Sebanyak 30 anak buruh migran Indonesia menjadi peserta aktif, anak-anak yang tumbuh dalam dinamika unik: Indonesia sebagai identitas, Malaysia sebagai ruang hidup sehari-hari.

Program berlangsung intensif. Para peserta diajak mengenal emosi dasar, cara mengelola stres, hingga membangun keterampilan bersosialisasi. Sesi psikoedukasi dikemas dengan metode bermain, menggambar, dan bercerita—menyesuaikan kondisi psikologis anak-anak yang sebagian besar hidup tanpa pendampingan pendidikan formal Indonesia.

Selain itu, tim juga memberikan muatan dasar keagamaan: pengenalan nilai-nilai akhlak, praktik ibadah sederhana, hingga dialog ringan tentang identitas keislaman. Hal ini menjadi penting, mengingat banyak dari mereka tumbuh di lingkungan serba campuran dan rentan kehilangan akar budaya spiritualnya.
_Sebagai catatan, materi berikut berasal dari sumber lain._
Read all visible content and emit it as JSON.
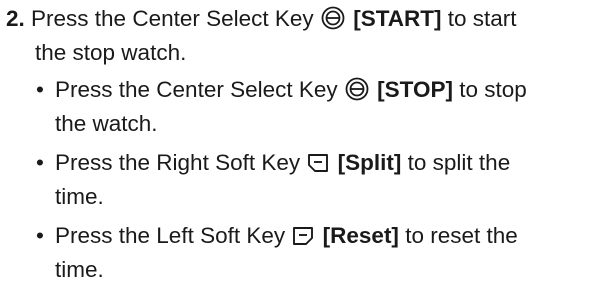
{
  "step": {
    "number": "2.",
    "line1_pre": "Press the Center Select Key",
    "line1_key": "[START]",
    "line1_post": "to start",
    "line2": "the stop watch.",
    "center_key_icon": "center-select-key-icon"
  },
  "bullets": [
    {
      "dot": "•",
      "pre": "Press the Center Select Key",
      "icon": "center-select-key-icon",
      "key": "[STOP]",
      "post": "to stop",
      "cont": "the watch."
    },
    {
      "dot": "•",
      "pre": "Press the Right Soft Key",
      "icon": "right-soft-key-icon",
      "key": "[Split]",
      "post": "to split the",
      "cont": "time."
    },
    {
      "dot": "•",
      "pre": "Press the Left Soft Key",
      "icon": "left-soft-key-icon",
      "key": "[Reset]",
      "post": "to reset the",
      "cont": "time."
    }
  ]
}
“Kami ingin mereka merasa dilihat, didengar, dan dianggap penting,” ujar Budiman seusai kegiatan, menggambarkan esensi program ini: memulihkan rasa percaya diri dan memberikan ruang aman untuk bertumbuh.

Peran IAIQI tampak kuat dalam penguatan materi keagamaan dan etika sosial. Ahmad Abdul Qiso menuturkan bahwa pendidikan dasar akhlak menjadi fondasi bagi anak-anak diaspora agar tetap dekat dengan nilai yang mereka warisi dari orang tua. “Di mana pun mereka berada, identitas itu harus tetap hidup,” ujarnya singkat.
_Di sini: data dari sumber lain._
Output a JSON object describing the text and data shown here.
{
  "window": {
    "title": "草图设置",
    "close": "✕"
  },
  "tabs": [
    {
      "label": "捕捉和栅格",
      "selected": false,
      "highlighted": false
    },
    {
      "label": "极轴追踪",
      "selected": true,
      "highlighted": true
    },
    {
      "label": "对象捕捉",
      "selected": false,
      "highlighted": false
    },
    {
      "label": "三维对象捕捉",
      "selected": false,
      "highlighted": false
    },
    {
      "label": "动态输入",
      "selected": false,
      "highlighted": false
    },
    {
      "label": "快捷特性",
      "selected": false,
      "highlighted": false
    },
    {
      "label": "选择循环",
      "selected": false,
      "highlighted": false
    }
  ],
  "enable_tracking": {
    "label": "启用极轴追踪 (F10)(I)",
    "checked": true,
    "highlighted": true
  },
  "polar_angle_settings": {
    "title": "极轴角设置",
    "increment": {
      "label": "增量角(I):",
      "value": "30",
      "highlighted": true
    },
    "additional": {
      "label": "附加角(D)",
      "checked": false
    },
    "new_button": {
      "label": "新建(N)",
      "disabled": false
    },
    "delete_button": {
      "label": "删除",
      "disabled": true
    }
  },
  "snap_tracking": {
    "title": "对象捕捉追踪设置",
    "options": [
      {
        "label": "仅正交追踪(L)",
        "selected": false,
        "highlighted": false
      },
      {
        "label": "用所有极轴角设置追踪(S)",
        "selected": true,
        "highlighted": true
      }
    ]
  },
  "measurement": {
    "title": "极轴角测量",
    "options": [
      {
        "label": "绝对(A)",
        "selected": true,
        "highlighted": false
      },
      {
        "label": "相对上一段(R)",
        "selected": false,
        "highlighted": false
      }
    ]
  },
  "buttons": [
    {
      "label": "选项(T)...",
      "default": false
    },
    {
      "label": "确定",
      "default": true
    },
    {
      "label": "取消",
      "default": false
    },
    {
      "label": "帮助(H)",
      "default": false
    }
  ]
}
Program ini ditutup dengan sesi refleksi bersama. Anak-anak—yang awalnya canggung—mulai berani bercerita tentang mimpi dan kecemasan mereka. Ada yang ingin pulang ke Indonesia, ada yang ingin melanjutkan sekolah di Malaysia, sebagian lainnya hanya ingin “lebih sering diajak belajar”, seperti ditulis seorang peserta dalam kertas kecil yang dikumpulkan panitia.
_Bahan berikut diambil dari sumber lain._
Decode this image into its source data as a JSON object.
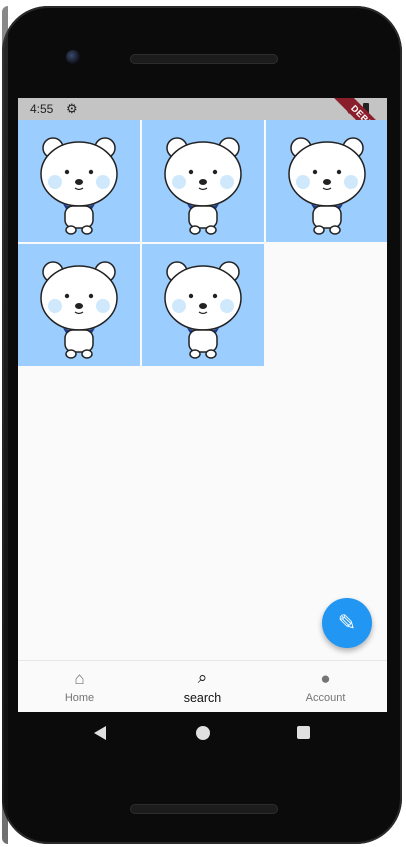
{
  "status": {
    "time": "4:55",
    "settings_icon": "gear-icon",
    "wifi_icon": "wifi-icon",
    "battery_icon": "battery-icon"
  },
  "debug_banner": {
    "label": "DEBUG",
    "color": "#8b1e2b"
  },
  "grid": {
    "tile_background": "#9ccdff",
    "tiles": [
      {
        "image": "bear-illustration"
      },
      {
        "image": "bear-illustration"
      },
      {
        "image": "bear-illustration"
      },
      {
        "image": "bear-illustration"
      },
      {
        "image": "bear-illustration"
      }
    ]
  },
  "fab": {
    "icon": "pencil-icon",
    "color": "#2196f3"
  },
  "bottom_nav": {
    "items": [
      {
        "label": "Home",
        "icon": "home-icon",
        "active": false
      },
      {
        "label": "search",
        "icon": "search-icon",
        "active": true
      },
      {
        "label": "Account",
        "icon": "account-icon",
        "active": false
      }
    ]
  },
  "system_nav": {
    "back_icon": "back-icon",
    "home_icon": "home-circle-icon",
    "recents_icon": "recents-icon"
  }
}
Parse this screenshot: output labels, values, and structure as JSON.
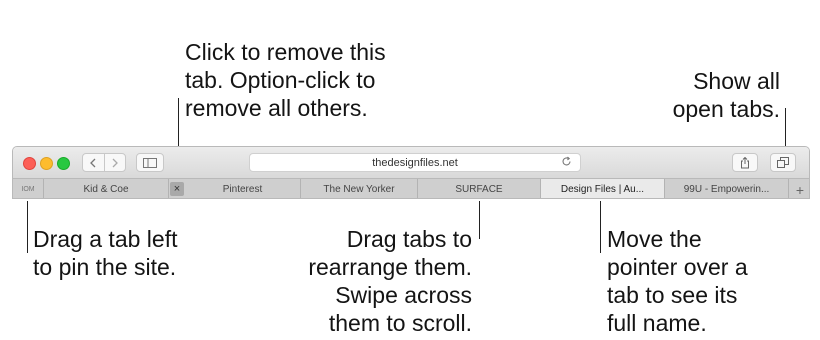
{
  "callouts": {
    "remove_tab": [
      "Click to remove this",
      "tab. Option-click to",
      "remove all others."
    ],
    "show_all": [
      "Show all",
      "open tabs."
    ],
    "pin_site": [
      "Drag a tab left",
      "to pin the site."
    ],
    "rearrange": [
      "Drag tabs to",
      "rearrange them.",
      "Swipe across",
      "them to scroll."
    ],
    "full_name": [
      "Move the",
      "pointer over a",
      "tab to see its",
      "full name."
    ]
  },
  "toolbar": {
    "address": "thedesignfiles.net",
    "icons": {
      "back": "chevron-left-icon",
      "forward": "chevron-right-icon",
      "sidebar": "sidebar-icon",
      "reload": "reload-icon",
      "share": "share-icon",
      "tabs_overview": "tabs-overview-icon"
    }
  },
  "tabs": {
    "pinned_label": "IOM",
    "close_glyph": "×",
    "new_tab_glyph": "+",
    "items": [
      {
        "label": "Kid & Coe"
      },
      {
        "label": "Pinterest"
      },
      {
        "label": "The New Yorker"
      },
      {
        "label": "SURFACE"
      },
      {
        "label": "Design Files | Au...",
        "active": true
      },
      {
        "label": "99U - Empowerin..."
      }
    ]
  },
  "colors": {
    "close": "#fc5f57",
    "minimize": "#fdbc2e",
    "zoom": "#28c840"
  }
}
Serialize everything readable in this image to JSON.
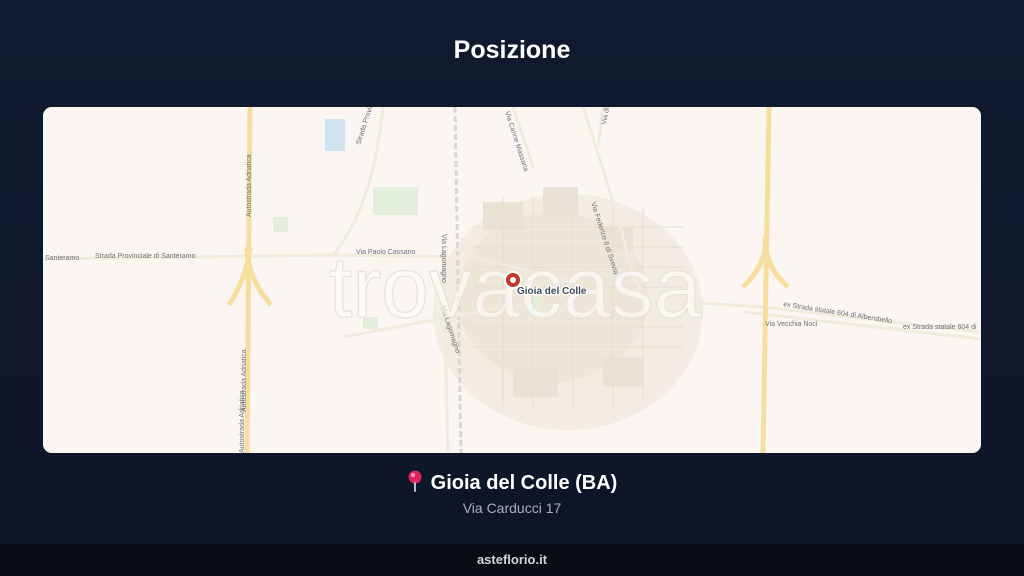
{
  "header": {
    "title": "Posizione"
  },
  "map": {
    "watermark": "trovacasa",
    "marker_label": "Gioia del Colle",
    "road_labels": {
      "santeramo": "Santeramo",
      "sp_santeramo": "Strada Provinciale di Santeramo",
      "paolo_cassano": "Via Paolo Cassano",
      "lagomagno_1": "Via Lagomagno",
      "lagomagno_2": "Via Lagomagno",
      "federico": "Via Federico II di Svevia",
      "strada_prov": "Strada Provinciale",
      "vecchia_noci": "Via Vecchia Noci",
      "ss604_1": "ex Strada statale 604 di Alberobello",
      "ss604_2": "ex Strada statale 604 di",
      "autostrada_1": "Autostrada Adriatica",
      "autostrada_2": "Autostrada Adriatica",
      "autostrada_3": "Autostrada Adriatica",
      "top_road": "Via Canne Massaria",
      "top_right": "Via di"
    }
  },
  "location": {
    "pin_icon": "map-pin-icon",
    "city": "Gioia del Colle (BA)",
    "address": "Via Carducci 17"
  },
  "footer": {
    "site": "asteflorio.it"
  },
  "colors": {
    "background": "#0f1a2e",
    "map_base": "#fbf6f1",
    "highway": "#f6df9e",
    "marker": "#c0392b",
    "footer_bg": "#080d17"
  }
}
Tak ada seremoni berlebihan. Hanya senyum, pelukan ringan, dan harapan bahwa pertemuan ini menjadi awal dari perhatian yang lebih besar bagi anak-anak yang kerap terlewat dalam statistik migrasi: anak-anak buruh migran yang bertahan di tengah dua dunia.

Dan di Kampung Gumut hari itu, dunia mereka terasa sedikit lebih terang.